By Olivia Burgess
The Double-Edged Sword
I recently gave a Brown Bag talk on the Challenger space shuttle disaster, the events surrounding it, and its use as a case study for engineering education and communication. There was so much to cover that I couldn’t go into much detail on one of the most remembered and revered figures of the case study: engineer-turned-whistleblower Roger Boisjoly. To fill in those gaps, I’m dedicating this blog to Boisjoly.
About 73 seconds after the space shuttle Challenger launched on January 28, 1986, it exploded, killing all seven astronauts inside while viewers across the country–including school age children watching in their classrooms–witnessed the disaster on live TV.
According to the Rogers Commission, which investigated the disaster, the O-ring seal on Challenger’s solid rocket booster failed after becoming brittle due to cold temperatures. The Rogers Commission concluded that Morton Thiokol, the company contracted to build the solid rocket boosters, had ignored warnings about issues with O-Rings, and that NASA managers also failed to take the appropriate steps to ensure a safe flight.
The day before the launch, however, five engineers, including Boisjoly, grew concerned by the unexpectedly low temperatures on the day of the launch. There had been previous evidence that O-rings might fail to properly work in low temperatures, and Florida was experiencing record-setting lows. At a teleconference between Thiokol and NASA the night before the launch, Boisjoly and other Thiokol engineers recommended that the launch be delayed.
This was not the first time Boisjoly expressed passionate concern about O-ring safety. In the National Archives Catalog online, you can find an interoffice memo from Boisjoly to Vice President of Engineering Bob Lund written six months prior to the Challenger disaster. In the memo, Boisjoly expresses grave concern about O-ring erosion, including the prescient warning that failure could result in “a catastrophe of the highest order–loss of human life.”
Unfortunately, Boisjoly’s presentation and the appeals of the other engineers failed to convince NASA managers not to launch, partly because shuttles had successfully flown before. Damaged O-rings had become “acceptable risk.” Even if the primary O-ring failed, there was a secondary O-ring that had–up to that point–provided a safety net in case the primary O-ring did fail. If flights had been successful before, was there really a need to stall on this one?
Boisjoly felt confident in his argument but defeated when it came to effecting any change. As he says in his own words describing his attempt to convince his audience:
I then grabbed the photographic evidence showing the hot gas blow-by and placed it on the table and, somewhat angered, admonished them to look and not ignore what the photos were telling us, namely, that low temperature indeed caused more hot gas blow-by in the joints. I too received the same cold stares as Arnie with looks as if to say, “Go away and don’t bother us with the facts.” At that moment I felt totally helpless and felt that further argument was fruitless, so I, too, stopped pressing my case.

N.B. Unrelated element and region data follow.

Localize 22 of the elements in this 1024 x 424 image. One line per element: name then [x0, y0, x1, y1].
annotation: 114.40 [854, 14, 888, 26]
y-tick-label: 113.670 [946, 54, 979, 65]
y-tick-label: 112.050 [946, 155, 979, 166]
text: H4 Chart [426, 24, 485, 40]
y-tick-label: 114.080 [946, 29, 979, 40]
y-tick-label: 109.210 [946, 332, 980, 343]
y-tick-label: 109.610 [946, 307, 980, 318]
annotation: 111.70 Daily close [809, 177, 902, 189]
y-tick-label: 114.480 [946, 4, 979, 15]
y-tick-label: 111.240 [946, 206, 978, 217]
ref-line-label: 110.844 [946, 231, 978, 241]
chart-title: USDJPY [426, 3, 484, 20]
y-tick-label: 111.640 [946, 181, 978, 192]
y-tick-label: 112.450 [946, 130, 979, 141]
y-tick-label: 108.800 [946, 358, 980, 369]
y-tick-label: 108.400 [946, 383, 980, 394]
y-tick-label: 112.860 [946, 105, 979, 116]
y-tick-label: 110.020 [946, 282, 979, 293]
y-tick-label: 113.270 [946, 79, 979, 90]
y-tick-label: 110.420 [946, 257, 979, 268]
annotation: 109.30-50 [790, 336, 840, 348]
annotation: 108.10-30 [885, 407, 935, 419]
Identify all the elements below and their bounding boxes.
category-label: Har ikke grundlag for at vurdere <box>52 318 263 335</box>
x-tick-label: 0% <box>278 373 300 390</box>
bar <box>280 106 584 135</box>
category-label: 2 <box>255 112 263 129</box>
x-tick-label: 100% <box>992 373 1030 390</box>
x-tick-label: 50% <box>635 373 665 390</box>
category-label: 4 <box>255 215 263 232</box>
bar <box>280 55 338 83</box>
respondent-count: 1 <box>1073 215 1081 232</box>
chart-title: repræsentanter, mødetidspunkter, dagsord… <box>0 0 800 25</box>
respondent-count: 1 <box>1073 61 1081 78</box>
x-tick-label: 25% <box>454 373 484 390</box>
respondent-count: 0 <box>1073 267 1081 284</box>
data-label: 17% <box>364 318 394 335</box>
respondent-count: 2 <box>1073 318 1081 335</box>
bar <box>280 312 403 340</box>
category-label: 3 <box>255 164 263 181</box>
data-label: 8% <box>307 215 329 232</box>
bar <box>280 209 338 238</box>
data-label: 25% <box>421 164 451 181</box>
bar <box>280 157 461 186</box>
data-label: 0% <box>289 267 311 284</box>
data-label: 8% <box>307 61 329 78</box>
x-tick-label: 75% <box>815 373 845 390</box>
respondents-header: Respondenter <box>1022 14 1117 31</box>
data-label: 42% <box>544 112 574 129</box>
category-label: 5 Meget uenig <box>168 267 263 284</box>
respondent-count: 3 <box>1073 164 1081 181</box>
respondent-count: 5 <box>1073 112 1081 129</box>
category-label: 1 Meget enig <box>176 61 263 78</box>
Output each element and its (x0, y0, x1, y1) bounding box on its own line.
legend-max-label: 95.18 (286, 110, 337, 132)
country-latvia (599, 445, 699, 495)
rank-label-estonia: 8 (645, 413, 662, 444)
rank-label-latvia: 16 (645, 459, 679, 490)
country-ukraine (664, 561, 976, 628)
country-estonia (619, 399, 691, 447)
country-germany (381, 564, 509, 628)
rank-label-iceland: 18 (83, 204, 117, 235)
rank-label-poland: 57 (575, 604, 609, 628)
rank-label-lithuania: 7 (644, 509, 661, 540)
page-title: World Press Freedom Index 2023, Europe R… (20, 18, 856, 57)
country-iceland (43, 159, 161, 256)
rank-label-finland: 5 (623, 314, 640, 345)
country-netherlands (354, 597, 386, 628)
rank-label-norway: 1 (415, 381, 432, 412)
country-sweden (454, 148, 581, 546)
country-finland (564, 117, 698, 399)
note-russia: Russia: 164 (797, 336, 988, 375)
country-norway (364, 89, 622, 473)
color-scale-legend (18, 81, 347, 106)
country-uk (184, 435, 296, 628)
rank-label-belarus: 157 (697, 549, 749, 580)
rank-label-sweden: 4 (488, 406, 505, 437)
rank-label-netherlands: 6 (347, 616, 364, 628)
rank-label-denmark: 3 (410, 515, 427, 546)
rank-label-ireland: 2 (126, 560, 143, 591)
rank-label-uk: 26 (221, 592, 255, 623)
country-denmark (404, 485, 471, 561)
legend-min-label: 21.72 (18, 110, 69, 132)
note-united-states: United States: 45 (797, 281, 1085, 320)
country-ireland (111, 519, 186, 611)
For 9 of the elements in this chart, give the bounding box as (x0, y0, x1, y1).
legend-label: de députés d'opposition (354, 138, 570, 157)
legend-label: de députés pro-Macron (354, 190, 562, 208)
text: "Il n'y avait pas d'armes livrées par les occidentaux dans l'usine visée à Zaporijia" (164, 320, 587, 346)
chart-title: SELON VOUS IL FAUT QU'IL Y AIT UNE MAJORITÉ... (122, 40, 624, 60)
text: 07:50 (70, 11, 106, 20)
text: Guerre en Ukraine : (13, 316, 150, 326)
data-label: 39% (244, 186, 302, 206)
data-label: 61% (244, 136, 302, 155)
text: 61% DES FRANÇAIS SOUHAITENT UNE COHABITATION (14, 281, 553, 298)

Some of my students smartly question why Boisjoly didn’t do more. Why didn’t he continue to demand a change? Why didn’t he make any attempts to contact the astronauts or the news media and warn everyone of this impending danger? Hindsight makes these actions sound not only reasonable but necessary. However, at the teleconference, it was standard practice for engineers to express dissenting opinions, to argue over data, and then accept the decision of the team or the managers. He didn’t know the shuttle would explode and lives would be lost.
Boisjoly came into the limelight after testifying at the Rogers Commission hearings. He called the decision-making process the night before “unethical” and spoke out against the managers’ behavior. As you can imagine, this made it difficult for Boisjoly to remain at Thiokol, and he eventually resigned. The Challenger launch remained a key part of the rest of his career, and he traveled the country giving lectures on engineering ethics. For his integrity in speaking out against his employer, he was awarded the American Association for the Advancement of Science’s Prize for Scientific Freedom and Responsibility.
My students are unlikely to end up in a late-night teleconference weighing the risks of a space shuttle launch, but they may be in situations where their decisions help or hinder, in either small or significant ways, the communities where they work. Boisjoly is a figure worth remembering for these future engineers for the priority he put on protecting human life and maintaining ethical standards in engineering.